More food, which meant restoring fertility to the overused farmland,
better education, better health facilities… And the villagers came to
trust us, so we were able to introduce water management programs – and then what I sincerely believe has been the most important intervention: micro-credit
programs, particularly for women. So in these 12 villages, we set up these
micro-credit programs. It was for groups of five women – two men could join, they mostly didn’t, because they didn’t like to be outnumbered by women. The
women had to choose environmentally sustainable projects – that was the one
key, and if they succeeded, and they paid back the money, then they could take out
a bigger loan if they wished. At the same time, we were providing as many
scholarships as we could to keep girls in school after puberty – and to do that, it
meant that we had to find money to build hygienic latrines, offering some privacy
to the girls… and we also provided family planning. As this became so
successful – we moved out, so now we’re working in 52 villages – and we can affect, not just those around the tiny national park, but moving out into areas where
there’s still some remnants of groups… and down south, which is where most of Tanzania’s remaining 2,000 chimps are, outside any protected area. I think one of the magic things is – each
of the 52 villages has provided one or two, depending on the size of their
forest, men who trained to be forest monitors and they – even if they can’t
read and write – they learned to use smartphones and they go into bare
forests – and they’re very proud – and if they see an illegally cut tree, you know,
they press the button and they make a photograph, or if they see an animal trap,
or a cartridge on the ground, or on the other side, if they see a chimp
nest or a leopard, then all of this gets uploaded to this platform on the cloud –
Global Forest Watch – so everything’s transparent and the decision-makers in
the villages can no longer pretend they don’t know what’s going on in their
forest, so it’s made a huge difference and there’s no more bare hills… And they
have set aside a large area around Gombe to act as a buffer zone between the
chimps and the villages.

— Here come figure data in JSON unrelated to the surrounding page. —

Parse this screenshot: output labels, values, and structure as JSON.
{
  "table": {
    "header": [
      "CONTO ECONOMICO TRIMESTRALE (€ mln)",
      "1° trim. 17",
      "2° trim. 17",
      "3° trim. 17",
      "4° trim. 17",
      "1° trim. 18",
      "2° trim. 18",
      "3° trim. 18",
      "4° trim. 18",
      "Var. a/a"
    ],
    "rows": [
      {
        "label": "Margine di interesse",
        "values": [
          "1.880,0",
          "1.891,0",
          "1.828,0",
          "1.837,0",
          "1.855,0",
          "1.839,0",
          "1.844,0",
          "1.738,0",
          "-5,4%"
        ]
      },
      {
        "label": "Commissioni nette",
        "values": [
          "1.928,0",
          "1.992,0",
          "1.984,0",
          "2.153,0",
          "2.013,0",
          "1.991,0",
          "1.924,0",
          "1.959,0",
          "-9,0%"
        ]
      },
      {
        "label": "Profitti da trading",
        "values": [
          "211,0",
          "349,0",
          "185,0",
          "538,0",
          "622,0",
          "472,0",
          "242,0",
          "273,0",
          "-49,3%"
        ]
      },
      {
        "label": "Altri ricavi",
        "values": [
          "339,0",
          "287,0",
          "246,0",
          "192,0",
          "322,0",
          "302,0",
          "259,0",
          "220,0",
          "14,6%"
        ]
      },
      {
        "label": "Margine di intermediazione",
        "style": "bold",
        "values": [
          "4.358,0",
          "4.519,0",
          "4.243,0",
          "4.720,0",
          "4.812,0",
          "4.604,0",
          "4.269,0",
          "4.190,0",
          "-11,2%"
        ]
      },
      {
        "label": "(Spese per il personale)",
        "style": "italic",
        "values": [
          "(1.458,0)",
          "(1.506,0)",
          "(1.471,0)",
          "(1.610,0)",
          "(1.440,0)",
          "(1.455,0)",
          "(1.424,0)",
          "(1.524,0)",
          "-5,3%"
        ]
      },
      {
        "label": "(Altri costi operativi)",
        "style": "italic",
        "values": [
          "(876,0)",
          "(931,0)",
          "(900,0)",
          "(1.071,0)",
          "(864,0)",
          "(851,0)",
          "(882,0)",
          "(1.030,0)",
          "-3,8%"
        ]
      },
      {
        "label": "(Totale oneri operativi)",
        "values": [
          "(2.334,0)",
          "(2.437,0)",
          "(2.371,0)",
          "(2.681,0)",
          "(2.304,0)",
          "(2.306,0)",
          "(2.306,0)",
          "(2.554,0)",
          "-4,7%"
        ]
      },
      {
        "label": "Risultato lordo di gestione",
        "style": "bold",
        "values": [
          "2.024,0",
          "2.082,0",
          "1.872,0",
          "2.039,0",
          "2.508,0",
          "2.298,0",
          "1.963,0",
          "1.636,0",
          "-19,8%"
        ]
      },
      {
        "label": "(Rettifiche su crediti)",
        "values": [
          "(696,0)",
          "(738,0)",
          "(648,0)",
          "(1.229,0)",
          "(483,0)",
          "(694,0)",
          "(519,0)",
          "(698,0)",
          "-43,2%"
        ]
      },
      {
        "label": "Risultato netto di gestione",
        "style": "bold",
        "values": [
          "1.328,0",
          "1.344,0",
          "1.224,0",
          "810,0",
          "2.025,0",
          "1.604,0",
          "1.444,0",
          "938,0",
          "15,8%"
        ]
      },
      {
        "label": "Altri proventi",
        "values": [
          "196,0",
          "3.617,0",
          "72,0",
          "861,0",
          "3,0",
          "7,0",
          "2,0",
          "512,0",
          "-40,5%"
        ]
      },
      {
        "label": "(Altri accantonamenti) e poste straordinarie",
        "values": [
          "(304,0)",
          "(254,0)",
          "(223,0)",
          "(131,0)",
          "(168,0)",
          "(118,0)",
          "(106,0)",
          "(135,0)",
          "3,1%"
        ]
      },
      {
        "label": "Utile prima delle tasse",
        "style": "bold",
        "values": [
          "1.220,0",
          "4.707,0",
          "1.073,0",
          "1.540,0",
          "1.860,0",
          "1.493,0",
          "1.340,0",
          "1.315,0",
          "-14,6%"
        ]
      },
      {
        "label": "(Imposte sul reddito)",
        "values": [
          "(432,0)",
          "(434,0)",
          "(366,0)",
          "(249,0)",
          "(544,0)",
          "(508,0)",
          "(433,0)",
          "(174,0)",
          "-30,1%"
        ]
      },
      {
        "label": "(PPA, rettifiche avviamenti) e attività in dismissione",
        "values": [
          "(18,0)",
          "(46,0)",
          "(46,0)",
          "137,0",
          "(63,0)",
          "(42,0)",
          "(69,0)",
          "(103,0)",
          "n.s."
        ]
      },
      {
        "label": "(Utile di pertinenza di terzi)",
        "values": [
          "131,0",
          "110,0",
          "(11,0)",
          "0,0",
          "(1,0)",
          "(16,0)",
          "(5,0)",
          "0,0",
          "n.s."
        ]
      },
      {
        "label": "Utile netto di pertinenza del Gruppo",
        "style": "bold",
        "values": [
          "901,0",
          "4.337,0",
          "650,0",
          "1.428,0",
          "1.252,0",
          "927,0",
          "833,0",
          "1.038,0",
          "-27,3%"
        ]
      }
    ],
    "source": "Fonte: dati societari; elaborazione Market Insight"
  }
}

The trees have come back there and we’re still working on corridors of forest to link the chimps of Gombe who
were completely isolated cut off. Last year we had the huge success, two females came in from outside, bringing much-needed genetic material with them – because there’s less than 100 chimps at Gombe. When I started, I was wanting to live
with the chimpanzees and learn about their behavior and write books about
them. I didn’t even want to be a scientist, because when I was growing up,
girls weren’t scientists – certainly not that kind of scientists, you know… You
were a nurse, or you were a teacher, or you were perhaps a missionary’s wife –
might be the closest you got to what I dreamed of, living with wild animals… And
I went to that conference, you know, I had my PhD by then. I was a scientist and I
left as an activist. When I left it, I dont remember even making a decision – it was just a change, and there was no asking myself “well can I bear to live in
this different way?” It was just something saying: “I don’t
know what you can do, but you’ve got to try and do something.” So one thing
led to another, and a person who was basically wanting to be out in nature
alone and very shy, has become the Jane Goodall of today…And you know, there are
times when you really feel – come on. How much longer can we keep on fighting? But then I remember I’ve got grandchildren, and I think – no. We have to go on. We just have to make a change.